Hmm, a trip to Greece, that sounds fun!
The single largest inhibiting factor is that we cannot experience anything outside ourselves. If we could really tap into the consciousness and be able to measure things like we can the material world, to share those measurements with others in an absolute manner with a common baseline, I think it would be considerably easier to determine cause and effect in the human mind.
In our 'soft sciences' such as psychology there is this inability to find a common baseline between individuals. My 'good' or 'pleasure' is not necessarily grounded on the same baseline as yours. Your experiences seem to determine your baseline for definitions of moods and the idea of experiences (qualia). There is no way to prove that the way you see red is actually the same way I see red, we can look at something and we can both say it is red, but that doesn't mean that we actually interpret it the exact same way, for you red may seem completely different from my own, but we are both consistent in our own subjective experiences. I can never 'see what you see' or see through your mind, so we can never form that baseline.
So these psychologists have to constantly ask "how do you feel" because they have no other way of measuring someone's experience. They attempt to find personal details becaues that helps to form an overall baseline of what you have experienced and gives a better understanding of how you compare and contrast to others, so that inductive reasoning can be created. In the hospital they have charts to determine pain based on the face you make, this is a perfect example of qualia. Someone that hasn't been tortured might have a VERY different idea of what INTENSE pain is from someone else that hasn't anything even close to torture.
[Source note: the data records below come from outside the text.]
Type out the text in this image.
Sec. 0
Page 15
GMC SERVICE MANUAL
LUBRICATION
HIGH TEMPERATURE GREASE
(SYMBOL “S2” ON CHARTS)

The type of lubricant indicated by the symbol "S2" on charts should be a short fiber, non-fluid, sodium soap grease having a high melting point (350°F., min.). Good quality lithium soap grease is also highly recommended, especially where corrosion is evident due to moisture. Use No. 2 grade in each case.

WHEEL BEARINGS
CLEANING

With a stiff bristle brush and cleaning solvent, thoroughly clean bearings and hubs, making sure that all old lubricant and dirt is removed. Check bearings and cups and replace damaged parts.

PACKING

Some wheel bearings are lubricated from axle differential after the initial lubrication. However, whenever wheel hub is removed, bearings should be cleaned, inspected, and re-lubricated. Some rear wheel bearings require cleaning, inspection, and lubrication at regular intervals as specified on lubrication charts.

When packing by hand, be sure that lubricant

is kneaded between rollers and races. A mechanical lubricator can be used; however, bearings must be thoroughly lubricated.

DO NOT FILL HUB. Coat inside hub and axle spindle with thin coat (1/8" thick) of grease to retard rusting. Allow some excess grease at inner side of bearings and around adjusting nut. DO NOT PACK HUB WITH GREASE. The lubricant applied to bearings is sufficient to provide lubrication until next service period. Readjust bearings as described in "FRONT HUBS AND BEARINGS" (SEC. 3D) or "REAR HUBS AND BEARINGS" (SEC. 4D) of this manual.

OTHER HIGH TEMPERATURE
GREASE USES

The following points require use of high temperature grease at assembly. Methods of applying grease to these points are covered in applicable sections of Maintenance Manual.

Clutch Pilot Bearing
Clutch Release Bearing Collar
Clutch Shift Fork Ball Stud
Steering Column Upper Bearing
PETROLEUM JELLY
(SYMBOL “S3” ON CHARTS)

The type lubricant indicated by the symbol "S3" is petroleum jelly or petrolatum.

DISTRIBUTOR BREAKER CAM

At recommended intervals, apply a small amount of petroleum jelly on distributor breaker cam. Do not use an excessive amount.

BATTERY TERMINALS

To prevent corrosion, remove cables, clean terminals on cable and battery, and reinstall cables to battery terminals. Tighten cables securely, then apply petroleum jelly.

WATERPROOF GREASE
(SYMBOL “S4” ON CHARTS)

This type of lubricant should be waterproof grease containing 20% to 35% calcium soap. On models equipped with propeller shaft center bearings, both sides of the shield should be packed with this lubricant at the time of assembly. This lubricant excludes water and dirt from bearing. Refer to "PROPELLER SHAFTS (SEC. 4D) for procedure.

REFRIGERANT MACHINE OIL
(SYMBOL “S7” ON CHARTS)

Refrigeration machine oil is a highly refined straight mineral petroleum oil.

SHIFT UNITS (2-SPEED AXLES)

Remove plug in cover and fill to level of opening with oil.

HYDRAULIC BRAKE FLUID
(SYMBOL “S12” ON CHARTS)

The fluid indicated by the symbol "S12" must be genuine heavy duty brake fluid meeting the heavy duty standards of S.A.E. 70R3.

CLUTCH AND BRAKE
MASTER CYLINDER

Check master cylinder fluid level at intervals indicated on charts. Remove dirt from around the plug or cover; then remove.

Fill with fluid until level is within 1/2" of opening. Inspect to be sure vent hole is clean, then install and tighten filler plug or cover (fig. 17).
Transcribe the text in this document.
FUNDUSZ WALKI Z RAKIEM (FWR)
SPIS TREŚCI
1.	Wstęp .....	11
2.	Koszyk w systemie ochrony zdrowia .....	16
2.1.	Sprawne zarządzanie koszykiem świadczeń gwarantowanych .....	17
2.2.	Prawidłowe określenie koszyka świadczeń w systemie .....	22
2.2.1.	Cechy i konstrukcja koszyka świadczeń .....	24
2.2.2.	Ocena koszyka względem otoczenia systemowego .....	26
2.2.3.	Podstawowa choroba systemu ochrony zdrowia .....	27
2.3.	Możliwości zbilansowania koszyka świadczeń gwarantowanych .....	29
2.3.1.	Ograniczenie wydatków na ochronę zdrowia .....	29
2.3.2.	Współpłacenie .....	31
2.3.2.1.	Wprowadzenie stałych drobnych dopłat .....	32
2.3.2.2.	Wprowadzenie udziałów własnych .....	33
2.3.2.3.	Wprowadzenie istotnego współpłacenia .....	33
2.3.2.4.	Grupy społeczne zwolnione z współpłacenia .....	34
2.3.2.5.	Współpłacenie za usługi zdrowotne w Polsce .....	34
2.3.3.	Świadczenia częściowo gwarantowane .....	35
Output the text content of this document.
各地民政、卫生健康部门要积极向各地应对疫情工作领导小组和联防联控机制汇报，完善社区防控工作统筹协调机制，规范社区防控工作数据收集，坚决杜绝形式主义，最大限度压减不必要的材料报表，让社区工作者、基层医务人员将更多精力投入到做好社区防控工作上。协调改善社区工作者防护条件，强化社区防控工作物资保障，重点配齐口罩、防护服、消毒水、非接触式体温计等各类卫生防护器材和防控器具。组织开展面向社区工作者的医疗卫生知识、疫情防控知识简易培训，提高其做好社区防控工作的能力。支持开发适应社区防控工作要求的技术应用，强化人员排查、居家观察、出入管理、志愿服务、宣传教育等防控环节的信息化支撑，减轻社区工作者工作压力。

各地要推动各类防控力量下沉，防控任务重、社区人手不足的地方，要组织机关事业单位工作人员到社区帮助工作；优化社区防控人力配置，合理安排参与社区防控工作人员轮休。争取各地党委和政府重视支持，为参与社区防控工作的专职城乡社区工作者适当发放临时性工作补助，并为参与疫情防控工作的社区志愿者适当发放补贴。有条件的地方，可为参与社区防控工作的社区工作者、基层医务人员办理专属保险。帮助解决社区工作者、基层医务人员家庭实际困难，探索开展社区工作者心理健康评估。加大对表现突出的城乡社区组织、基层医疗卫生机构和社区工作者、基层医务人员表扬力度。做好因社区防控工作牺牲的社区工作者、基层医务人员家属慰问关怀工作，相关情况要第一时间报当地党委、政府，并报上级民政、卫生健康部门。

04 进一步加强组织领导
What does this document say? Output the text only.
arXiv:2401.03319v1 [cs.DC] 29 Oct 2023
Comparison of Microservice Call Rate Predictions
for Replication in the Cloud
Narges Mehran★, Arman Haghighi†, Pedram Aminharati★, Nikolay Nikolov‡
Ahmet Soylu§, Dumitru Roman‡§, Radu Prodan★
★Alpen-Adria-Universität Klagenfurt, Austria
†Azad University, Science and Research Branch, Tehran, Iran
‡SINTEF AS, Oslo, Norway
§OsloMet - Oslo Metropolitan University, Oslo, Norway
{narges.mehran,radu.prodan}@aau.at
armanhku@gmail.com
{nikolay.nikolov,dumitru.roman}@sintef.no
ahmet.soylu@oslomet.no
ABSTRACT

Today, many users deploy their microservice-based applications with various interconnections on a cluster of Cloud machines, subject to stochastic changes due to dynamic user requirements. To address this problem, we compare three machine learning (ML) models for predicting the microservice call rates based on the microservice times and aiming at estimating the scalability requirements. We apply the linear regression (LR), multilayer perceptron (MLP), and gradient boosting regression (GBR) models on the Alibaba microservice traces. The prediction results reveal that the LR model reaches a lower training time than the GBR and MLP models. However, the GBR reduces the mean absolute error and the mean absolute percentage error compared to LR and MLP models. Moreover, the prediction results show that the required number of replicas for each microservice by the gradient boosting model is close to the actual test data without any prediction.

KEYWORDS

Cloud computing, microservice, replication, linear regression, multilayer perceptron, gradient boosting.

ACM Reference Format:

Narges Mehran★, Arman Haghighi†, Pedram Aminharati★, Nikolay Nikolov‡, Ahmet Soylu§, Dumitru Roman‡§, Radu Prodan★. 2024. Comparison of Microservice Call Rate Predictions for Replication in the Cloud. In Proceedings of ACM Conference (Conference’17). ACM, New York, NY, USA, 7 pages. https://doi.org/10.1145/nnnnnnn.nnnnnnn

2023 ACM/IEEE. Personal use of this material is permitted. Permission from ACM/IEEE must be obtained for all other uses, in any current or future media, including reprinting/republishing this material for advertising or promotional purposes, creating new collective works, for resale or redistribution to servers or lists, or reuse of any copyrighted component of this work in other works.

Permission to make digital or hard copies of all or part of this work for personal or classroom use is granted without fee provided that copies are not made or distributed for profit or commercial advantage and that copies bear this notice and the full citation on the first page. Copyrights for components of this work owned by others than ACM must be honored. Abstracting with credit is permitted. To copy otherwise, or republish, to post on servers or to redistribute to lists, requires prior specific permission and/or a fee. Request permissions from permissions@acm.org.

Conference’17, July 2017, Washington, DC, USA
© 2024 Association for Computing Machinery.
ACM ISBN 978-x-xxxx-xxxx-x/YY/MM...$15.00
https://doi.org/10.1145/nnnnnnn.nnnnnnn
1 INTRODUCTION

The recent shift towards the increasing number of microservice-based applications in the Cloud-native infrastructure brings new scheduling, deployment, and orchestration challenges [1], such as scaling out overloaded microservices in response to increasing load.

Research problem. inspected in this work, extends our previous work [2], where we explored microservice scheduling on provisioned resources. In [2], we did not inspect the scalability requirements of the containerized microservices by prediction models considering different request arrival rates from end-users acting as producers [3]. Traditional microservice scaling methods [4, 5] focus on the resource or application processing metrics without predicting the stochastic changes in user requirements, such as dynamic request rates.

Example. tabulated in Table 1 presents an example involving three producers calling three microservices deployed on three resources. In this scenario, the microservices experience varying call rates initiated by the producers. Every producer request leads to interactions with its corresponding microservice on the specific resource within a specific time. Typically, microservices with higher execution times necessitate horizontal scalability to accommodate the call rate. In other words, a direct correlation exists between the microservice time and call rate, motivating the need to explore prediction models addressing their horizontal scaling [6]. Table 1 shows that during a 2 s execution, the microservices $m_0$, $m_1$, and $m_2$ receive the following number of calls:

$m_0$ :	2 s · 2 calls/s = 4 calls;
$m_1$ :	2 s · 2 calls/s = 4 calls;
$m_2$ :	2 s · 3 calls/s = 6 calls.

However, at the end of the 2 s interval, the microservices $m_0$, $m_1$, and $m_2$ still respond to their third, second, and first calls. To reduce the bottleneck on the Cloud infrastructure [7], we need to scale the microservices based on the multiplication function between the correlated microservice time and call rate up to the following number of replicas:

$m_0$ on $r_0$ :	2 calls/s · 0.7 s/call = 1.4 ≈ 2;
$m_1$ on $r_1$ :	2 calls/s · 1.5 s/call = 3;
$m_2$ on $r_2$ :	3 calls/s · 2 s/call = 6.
Protagoras stated that man is the measure of all things, and that makes sense. The person that was tortured may have a better understanding of a full spectrum of pain than someone who hasn't suffered that same experience. Yet that doesn't mean that someone can't suffer terror or a panic attack from an extremely less level of pain because that is the scope of the spectrum of pain they have experienced. The ideas between eliciting an emotional response based on your interpretation of something is in no way, shape or form the same as someone else's.
It will remain that way until technology advances far enough to truly monitor the thoughts inside someone else's head. Perhaps that isn't even possible with technology, that all depends on what truly drives the conscious mind, I don't believe it is simply chemicals in the brain, although I do believe it could be a combination of memory, intellect, emotion, etc. I would really like to find if intuition is truly capable of being reproduced by means of materialistic resources. Even more interesting is whether that capability of intuition could surpass that of us; such is the basis of any AI apocalyptic movie.